Finding creative, playful ways to get people thinking about ecological issues is one of the things that always fires my curiosity. So, when I was in Brussels recently, I was intrigued to be invited to attend the final dress rehearsal of a musical called ‘Urinetown’ put on by Brussels Light Opera Company (BLOC). Yes, odd title, but it makes sense in the context of the play, and was inspired when its writer Greg Kotis was travelling in Europe and, for the first time in his life, encountered a toilet that you had to pay for. He teamed up with composer Mark Hollmann, and they wrote the play which went on to win 3 Tony awards and to be put on around the world. Before the show, I spoke to Director Emanuelle Vergier, BLOC Chairman Diana Morton-Hooper and musical director, and permaculturist (his programme notes encourage the reader to plant fruit and nut trees, among other water-saving strategies), and started by asking them, “why ‘Urinetown”?
The story, in essence, is set in a dystopian town which is 20 years into a catastrophic drought, where water has become such a prized resource that the destitute citizens have to pay high taxes while also needing to pay every time they pee, with popping off into the bushes instead being heavily punished. The monopoly on supply water and places to pee belongs to a single dominating corporation called ‘Urine Good Company’ run by callous business tycoon Caldwell B. Cladwell, who pays off politicians and corrupt police officers in order to maintain the lucrative status quo. Inspired by Cladwell’s tender-hearted daughter, Hope, a naïve young hero, Bobby, rises out of the mass of the poor to lead his fellow citizens against the regime to fight for freedom.

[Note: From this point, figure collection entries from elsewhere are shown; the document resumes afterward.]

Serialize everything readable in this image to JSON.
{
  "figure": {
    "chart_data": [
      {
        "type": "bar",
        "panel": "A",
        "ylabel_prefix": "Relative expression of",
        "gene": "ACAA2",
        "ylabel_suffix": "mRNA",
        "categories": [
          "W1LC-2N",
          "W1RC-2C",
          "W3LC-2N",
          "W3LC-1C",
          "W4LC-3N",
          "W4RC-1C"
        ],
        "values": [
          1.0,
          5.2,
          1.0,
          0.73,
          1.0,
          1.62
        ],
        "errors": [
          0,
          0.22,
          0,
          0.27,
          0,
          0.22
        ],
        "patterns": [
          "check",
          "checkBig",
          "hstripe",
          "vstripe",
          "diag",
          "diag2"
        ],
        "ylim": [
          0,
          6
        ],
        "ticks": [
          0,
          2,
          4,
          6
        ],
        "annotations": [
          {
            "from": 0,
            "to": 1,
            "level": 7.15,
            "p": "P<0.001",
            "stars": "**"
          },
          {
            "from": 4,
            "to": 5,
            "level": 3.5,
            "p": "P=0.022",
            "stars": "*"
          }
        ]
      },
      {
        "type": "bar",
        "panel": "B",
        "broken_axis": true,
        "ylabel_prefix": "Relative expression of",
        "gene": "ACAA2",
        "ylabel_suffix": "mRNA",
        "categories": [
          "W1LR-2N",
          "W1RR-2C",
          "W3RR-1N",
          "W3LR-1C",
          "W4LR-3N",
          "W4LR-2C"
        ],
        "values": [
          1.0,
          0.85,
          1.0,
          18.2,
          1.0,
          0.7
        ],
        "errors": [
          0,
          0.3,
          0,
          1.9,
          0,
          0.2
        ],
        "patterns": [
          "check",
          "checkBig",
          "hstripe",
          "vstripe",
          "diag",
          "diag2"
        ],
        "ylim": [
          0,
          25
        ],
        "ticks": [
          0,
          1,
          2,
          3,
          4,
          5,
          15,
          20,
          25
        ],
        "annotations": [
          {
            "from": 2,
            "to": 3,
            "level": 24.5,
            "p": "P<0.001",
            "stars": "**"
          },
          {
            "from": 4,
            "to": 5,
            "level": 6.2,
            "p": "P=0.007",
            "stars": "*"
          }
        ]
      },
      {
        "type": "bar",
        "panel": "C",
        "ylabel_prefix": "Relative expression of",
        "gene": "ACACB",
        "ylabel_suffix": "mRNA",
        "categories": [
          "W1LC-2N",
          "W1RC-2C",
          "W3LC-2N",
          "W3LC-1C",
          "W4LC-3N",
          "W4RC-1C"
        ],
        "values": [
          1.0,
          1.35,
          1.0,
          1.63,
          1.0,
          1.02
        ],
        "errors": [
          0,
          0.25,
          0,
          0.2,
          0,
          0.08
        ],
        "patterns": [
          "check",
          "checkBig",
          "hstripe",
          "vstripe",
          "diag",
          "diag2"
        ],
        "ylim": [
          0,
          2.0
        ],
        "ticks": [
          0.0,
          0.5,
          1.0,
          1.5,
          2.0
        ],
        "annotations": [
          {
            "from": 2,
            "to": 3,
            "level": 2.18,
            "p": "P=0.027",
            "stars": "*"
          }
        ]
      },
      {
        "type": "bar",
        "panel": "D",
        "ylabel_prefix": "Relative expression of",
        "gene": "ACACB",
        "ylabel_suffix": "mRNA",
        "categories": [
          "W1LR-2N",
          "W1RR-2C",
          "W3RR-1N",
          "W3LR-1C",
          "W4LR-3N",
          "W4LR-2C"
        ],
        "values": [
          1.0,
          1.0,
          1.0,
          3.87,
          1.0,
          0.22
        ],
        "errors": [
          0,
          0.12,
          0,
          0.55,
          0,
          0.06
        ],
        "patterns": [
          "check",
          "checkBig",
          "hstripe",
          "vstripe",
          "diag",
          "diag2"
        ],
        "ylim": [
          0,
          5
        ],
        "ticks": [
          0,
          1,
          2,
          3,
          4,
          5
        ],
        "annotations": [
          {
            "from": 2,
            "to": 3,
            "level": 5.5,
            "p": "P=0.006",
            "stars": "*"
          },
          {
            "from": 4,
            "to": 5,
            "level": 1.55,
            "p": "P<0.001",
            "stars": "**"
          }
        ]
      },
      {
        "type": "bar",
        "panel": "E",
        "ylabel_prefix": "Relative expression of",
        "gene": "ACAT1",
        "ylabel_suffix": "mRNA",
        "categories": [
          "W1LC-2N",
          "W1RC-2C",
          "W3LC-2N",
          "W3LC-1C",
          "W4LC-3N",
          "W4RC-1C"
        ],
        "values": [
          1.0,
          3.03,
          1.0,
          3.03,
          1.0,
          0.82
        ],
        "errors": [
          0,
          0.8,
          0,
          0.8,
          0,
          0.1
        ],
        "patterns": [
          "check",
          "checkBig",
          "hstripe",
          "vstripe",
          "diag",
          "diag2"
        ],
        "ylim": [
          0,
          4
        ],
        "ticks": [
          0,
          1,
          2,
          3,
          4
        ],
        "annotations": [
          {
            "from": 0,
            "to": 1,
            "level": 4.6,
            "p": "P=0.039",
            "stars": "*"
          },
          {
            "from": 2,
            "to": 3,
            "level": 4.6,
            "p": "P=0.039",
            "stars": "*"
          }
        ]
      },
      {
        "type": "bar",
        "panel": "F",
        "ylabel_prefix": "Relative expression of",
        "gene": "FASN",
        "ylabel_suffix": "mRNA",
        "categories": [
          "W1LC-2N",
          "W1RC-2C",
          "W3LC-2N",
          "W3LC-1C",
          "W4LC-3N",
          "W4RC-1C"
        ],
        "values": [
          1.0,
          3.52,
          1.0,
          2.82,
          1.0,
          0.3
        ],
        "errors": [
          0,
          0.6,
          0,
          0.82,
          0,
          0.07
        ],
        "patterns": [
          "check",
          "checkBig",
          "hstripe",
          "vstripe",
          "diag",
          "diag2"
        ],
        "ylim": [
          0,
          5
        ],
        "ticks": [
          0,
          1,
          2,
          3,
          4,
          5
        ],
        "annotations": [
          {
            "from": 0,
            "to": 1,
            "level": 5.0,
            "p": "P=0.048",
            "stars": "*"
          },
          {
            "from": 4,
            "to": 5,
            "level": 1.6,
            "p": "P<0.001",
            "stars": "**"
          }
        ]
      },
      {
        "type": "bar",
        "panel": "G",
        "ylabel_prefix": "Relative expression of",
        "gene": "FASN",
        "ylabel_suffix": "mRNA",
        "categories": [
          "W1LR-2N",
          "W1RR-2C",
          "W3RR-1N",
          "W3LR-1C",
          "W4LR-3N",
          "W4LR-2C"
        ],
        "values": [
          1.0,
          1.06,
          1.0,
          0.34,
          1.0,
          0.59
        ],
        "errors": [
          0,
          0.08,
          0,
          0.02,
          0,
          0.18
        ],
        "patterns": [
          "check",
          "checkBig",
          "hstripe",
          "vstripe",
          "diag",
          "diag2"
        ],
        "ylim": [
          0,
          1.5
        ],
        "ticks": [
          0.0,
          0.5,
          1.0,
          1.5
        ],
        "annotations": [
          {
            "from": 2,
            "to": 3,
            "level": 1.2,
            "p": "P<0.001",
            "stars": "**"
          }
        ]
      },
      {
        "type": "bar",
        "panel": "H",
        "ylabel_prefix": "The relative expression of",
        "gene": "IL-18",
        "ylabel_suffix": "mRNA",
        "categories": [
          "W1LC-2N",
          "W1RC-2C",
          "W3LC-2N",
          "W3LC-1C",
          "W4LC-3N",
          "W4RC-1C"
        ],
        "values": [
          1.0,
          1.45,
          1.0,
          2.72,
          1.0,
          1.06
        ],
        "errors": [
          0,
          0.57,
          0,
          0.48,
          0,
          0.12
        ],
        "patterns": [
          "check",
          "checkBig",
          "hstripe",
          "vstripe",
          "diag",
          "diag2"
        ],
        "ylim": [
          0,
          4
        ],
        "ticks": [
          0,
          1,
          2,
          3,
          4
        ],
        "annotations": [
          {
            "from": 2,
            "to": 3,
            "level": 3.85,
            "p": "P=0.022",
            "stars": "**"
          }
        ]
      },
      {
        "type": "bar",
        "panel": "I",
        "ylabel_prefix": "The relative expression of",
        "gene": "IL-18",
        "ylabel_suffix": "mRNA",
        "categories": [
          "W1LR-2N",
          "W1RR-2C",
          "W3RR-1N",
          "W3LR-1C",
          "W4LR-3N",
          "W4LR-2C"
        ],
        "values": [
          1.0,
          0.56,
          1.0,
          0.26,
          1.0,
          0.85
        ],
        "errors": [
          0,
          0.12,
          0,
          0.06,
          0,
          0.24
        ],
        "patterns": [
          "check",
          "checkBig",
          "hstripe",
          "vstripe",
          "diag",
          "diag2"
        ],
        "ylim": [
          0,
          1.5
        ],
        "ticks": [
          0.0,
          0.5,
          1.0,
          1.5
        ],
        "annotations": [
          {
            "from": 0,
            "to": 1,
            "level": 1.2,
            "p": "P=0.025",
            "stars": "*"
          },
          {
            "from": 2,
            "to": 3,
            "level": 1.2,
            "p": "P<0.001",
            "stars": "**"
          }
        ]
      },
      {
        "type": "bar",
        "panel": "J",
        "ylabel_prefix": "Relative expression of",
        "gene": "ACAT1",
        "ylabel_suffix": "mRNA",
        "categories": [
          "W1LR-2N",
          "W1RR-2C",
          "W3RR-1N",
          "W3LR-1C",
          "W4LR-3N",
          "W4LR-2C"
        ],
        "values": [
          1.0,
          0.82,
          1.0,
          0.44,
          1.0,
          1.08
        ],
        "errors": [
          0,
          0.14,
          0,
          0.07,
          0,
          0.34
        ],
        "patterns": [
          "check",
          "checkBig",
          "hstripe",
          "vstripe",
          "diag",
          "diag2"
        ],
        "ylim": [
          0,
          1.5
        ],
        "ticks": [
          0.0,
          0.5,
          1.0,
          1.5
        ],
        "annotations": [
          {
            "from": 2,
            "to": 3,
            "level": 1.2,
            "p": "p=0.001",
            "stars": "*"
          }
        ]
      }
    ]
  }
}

The play is presented in the Brechtian style, with two characters, Officer Lockstock and Little Sally, regularly stepping out of the flow of the story to tell the audience what is about to happen, and getting them thinking about what’s happening rather than just being passive consumers. As Emanuelle Vergier, the play’s Director, writes in her programme notes:
“Urinetown is filled with universal questions about the future (environment, politics, society, etc.) From the issues of capitalism with the rich getting richer and the poor – poorer to the rapid changes in environment caused by the neglect of the human race, Urinetown is the utopian satire of our prospective future if we don’t change our ways”.
The cast is almost all amateurs, and they do an amazing job. In particular, Djavan van de Fliert and Zoë Sleath who play the lead characters Bobby Strong and Hope Cladwell, are amazing. It is now running until 3rd June at De Warandepoort Cultural Centre in Brussels. Go see it, you’ll never leave the tap running while you clean your teeth again. You can find out more, and book tickets, here.
My standout line from the show? “Worldwide ecological devastation has a way of changing a man”. Doesn’t it just?